Há dois dias, ao associar-me à homenagem a Saramago do companheiro de blogue Pedro Correia, denunciei a hipocrisia de certas figuras do centro e de direita, a enfunar simulados desgostos pela morte de José Saramago. Tinha, pouco antes, assistido na SIC a declarações cínicas de uns quantos, incluindo um padre, a elogiar a obra e o escritor. Senti – aliás, qualquer espectador atento sentiria – haver falsidade nos rostos e nas palavras daquela gente.
O Jornal “i” anuncia, agora, que o Presidente da República não comparecerá ao funeral de José Saramago. Considero coerente e correcto. Na qualidade de PR, limitou-se a palavras circunstanciais: “O País perde uma referência cultural”; entendeu, e bem, distanciar-se para posição consistente com a deliberação anunciada pelo Subsecretário de Estado da Cultura, o amanuense Sousa Lara, de um Governo por si liderado em 1992 – tal deliberação impediu, como se sabe, a candidatura do escritor ao Prémio Europeu de Literatura, com o “Evangelho segundo Jesus Cristo”.

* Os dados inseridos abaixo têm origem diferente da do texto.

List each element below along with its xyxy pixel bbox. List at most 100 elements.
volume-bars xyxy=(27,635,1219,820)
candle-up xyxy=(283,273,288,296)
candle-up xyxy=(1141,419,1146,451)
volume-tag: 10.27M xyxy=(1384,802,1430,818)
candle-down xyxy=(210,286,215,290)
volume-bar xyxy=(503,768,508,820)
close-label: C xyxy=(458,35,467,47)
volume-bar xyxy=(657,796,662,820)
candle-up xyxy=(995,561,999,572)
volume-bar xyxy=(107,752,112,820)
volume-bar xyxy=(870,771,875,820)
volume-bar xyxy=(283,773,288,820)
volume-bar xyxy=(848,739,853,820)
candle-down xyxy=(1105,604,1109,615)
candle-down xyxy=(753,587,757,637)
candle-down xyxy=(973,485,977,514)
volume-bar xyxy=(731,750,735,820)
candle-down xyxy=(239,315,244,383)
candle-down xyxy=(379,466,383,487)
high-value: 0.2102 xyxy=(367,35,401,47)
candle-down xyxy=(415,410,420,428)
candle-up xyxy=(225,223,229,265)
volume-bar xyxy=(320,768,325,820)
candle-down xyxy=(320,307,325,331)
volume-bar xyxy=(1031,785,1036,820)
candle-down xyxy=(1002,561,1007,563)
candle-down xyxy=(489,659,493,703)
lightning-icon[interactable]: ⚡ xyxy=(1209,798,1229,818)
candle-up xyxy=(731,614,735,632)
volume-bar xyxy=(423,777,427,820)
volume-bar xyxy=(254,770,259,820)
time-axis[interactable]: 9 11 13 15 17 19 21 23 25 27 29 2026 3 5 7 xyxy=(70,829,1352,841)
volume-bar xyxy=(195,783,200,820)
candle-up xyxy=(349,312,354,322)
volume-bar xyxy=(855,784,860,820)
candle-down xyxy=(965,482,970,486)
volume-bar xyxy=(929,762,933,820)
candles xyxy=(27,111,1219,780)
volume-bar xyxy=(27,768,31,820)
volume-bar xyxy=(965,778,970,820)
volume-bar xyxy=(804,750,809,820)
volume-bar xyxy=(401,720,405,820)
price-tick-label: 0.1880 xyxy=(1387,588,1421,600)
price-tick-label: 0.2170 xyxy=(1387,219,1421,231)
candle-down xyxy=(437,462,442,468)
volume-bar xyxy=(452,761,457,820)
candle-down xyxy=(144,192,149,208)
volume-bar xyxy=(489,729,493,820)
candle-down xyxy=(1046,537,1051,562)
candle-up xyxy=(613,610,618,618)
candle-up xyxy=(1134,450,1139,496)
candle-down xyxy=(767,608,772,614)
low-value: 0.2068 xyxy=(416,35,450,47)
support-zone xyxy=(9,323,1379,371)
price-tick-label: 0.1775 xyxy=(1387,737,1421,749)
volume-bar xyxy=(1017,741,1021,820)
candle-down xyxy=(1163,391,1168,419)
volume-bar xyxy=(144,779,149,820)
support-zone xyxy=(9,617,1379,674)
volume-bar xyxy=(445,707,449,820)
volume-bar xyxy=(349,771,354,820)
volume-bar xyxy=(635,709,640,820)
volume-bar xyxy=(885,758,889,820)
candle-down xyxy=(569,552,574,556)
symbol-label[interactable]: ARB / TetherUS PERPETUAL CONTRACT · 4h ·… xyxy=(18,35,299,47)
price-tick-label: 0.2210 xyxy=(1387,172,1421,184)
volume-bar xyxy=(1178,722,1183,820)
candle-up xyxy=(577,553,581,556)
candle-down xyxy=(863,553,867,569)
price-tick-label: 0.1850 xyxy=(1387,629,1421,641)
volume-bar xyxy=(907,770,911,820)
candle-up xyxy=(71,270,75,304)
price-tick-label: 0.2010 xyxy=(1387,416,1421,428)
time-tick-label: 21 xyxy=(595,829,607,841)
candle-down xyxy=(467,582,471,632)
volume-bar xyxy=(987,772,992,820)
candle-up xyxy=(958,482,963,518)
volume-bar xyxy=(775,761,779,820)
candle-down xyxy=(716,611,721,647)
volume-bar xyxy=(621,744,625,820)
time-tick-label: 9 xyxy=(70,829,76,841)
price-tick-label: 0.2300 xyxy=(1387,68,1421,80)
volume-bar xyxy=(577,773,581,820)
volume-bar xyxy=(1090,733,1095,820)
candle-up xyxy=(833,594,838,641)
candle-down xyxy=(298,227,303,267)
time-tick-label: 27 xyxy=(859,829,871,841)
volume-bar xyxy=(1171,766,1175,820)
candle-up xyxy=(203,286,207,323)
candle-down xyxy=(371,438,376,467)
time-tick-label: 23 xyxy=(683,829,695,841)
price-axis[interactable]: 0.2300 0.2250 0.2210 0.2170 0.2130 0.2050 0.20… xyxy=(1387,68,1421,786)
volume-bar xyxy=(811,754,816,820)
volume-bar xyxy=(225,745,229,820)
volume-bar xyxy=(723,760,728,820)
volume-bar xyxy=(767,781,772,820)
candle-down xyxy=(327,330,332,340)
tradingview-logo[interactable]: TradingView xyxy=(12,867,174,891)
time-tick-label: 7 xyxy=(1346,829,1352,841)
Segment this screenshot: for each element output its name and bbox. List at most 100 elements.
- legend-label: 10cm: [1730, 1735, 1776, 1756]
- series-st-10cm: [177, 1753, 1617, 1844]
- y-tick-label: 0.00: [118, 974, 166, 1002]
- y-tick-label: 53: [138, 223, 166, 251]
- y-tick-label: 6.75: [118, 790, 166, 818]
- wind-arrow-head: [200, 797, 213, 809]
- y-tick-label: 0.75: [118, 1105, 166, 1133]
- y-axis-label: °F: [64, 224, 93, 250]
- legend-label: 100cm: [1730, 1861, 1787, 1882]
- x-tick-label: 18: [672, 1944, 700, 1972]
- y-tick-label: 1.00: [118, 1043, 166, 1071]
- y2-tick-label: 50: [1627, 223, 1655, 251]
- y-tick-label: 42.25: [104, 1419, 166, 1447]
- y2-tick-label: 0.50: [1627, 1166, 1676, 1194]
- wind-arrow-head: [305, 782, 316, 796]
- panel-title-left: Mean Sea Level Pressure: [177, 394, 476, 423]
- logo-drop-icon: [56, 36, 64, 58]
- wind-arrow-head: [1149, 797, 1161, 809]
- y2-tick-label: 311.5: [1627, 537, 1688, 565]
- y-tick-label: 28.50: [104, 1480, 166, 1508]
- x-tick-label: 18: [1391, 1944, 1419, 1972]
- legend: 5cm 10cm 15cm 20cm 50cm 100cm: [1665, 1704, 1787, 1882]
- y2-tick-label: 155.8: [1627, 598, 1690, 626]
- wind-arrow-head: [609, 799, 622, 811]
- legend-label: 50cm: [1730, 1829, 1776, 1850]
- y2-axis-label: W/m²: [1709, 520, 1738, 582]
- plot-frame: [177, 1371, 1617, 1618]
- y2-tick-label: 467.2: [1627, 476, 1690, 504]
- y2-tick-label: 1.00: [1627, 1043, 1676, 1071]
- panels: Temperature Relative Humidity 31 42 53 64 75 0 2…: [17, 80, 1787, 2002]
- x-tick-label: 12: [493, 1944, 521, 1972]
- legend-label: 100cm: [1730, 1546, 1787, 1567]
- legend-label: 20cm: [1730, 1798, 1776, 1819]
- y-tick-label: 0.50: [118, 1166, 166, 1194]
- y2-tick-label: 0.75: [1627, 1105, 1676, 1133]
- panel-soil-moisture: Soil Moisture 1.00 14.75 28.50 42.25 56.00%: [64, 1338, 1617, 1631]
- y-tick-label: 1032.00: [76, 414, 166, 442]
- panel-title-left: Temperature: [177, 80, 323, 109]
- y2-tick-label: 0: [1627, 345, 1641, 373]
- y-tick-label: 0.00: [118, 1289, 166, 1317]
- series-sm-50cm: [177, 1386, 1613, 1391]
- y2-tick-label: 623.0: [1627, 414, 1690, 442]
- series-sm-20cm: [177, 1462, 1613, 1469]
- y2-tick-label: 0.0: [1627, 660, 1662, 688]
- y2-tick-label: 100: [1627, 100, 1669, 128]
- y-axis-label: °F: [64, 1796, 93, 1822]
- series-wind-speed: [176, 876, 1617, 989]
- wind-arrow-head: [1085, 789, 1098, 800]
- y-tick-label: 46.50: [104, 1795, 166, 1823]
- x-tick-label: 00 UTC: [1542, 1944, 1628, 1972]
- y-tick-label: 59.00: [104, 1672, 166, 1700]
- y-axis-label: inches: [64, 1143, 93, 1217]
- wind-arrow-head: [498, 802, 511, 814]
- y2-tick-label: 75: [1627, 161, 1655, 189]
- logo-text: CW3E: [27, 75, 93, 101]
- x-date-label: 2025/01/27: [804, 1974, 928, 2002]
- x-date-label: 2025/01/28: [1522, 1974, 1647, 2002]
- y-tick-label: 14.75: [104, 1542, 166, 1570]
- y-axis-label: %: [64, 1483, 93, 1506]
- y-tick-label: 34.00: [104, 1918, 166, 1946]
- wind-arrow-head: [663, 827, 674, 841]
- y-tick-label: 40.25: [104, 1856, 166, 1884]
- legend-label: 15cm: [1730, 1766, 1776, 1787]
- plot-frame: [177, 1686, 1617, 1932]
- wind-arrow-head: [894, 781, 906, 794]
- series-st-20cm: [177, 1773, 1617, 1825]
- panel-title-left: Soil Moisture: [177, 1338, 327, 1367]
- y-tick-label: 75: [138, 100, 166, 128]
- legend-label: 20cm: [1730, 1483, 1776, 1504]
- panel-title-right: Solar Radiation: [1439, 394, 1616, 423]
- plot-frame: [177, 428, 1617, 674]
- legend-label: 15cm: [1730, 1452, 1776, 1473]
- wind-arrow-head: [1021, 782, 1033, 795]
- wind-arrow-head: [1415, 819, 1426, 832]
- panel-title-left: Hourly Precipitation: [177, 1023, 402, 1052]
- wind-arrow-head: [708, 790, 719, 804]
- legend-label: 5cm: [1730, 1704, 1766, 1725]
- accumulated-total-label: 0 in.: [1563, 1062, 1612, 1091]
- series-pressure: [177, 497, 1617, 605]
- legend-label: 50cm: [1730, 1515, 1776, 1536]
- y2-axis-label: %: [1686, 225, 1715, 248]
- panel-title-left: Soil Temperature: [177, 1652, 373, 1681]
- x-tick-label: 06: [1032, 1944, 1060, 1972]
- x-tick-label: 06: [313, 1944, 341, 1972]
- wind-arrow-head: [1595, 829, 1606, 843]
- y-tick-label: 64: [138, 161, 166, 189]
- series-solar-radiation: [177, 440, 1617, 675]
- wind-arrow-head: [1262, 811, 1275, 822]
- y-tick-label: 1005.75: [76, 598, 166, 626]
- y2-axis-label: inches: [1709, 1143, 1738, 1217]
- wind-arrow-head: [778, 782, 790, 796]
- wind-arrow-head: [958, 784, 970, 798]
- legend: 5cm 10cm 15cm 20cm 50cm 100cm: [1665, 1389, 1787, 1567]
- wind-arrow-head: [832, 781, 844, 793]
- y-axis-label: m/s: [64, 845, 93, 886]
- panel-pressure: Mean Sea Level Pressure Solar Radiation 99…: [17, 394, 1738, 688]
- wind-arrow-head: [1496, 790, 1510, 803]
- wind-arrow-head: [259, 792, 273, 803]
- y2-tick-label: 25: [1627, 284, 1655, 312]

As divergências políticas e religiosas, em especial, não se extinguem com a morte de uma das partes. Ao PR é reconhecido o direito de exercer a prerrogativa da objecção de consciência. E fá-lo com dignidade demolidora para as palavras insensatas do Conselheiro de Estado, Marcelo Rebelo de Sousa, ao considerar que Cavaco não estará presente fisicamente, mas em espírito sim – isto, sim, exala cinismo por todos os orifícios!
O cidadão José Saramago, com quem tive o prazer de privar, partirá naturalmente com a presença daqueles que, em vida, o admiraram como homem. Mas a obra legada jamais o deixará partir definitivamente. O escritor será figura perene da História da Literatura Portuguesa. Goste-se ou não.
Carlos,
O tom do teu post parece-me certo, mas aponto-lhe um senão. O Sr. Aníbal tem o direito de desprezar o escritor Saramago como lhe apetecer. Acontece que agora o Sr. Aníbal é PR e não Presidente do Cavaquistão. Ao PR exige-se que respeite a figura de Saramago.
Mas o caso é outro. Depois da promulgação – da forma serpentilínea com que o fez – da lei do casamento homossexual e depois das sequentes reacções da direita pedindo a sua cabeça, o homem está a fazer contas aos votos e à sua liliputeana vidinha.
Pedro,
Acho que não existe diferença substancial entre as nossas posições.
Eu prefiro o comportamento do Aníbal, o autêntico, à hipocrisia. Ir ao funeral, isso sim, constituiria um acto de cinismo dos mais espúrios.
Mas, também como dizes, os votos e os devotos não o deixam. E para hipocrisias já há o Marcelo.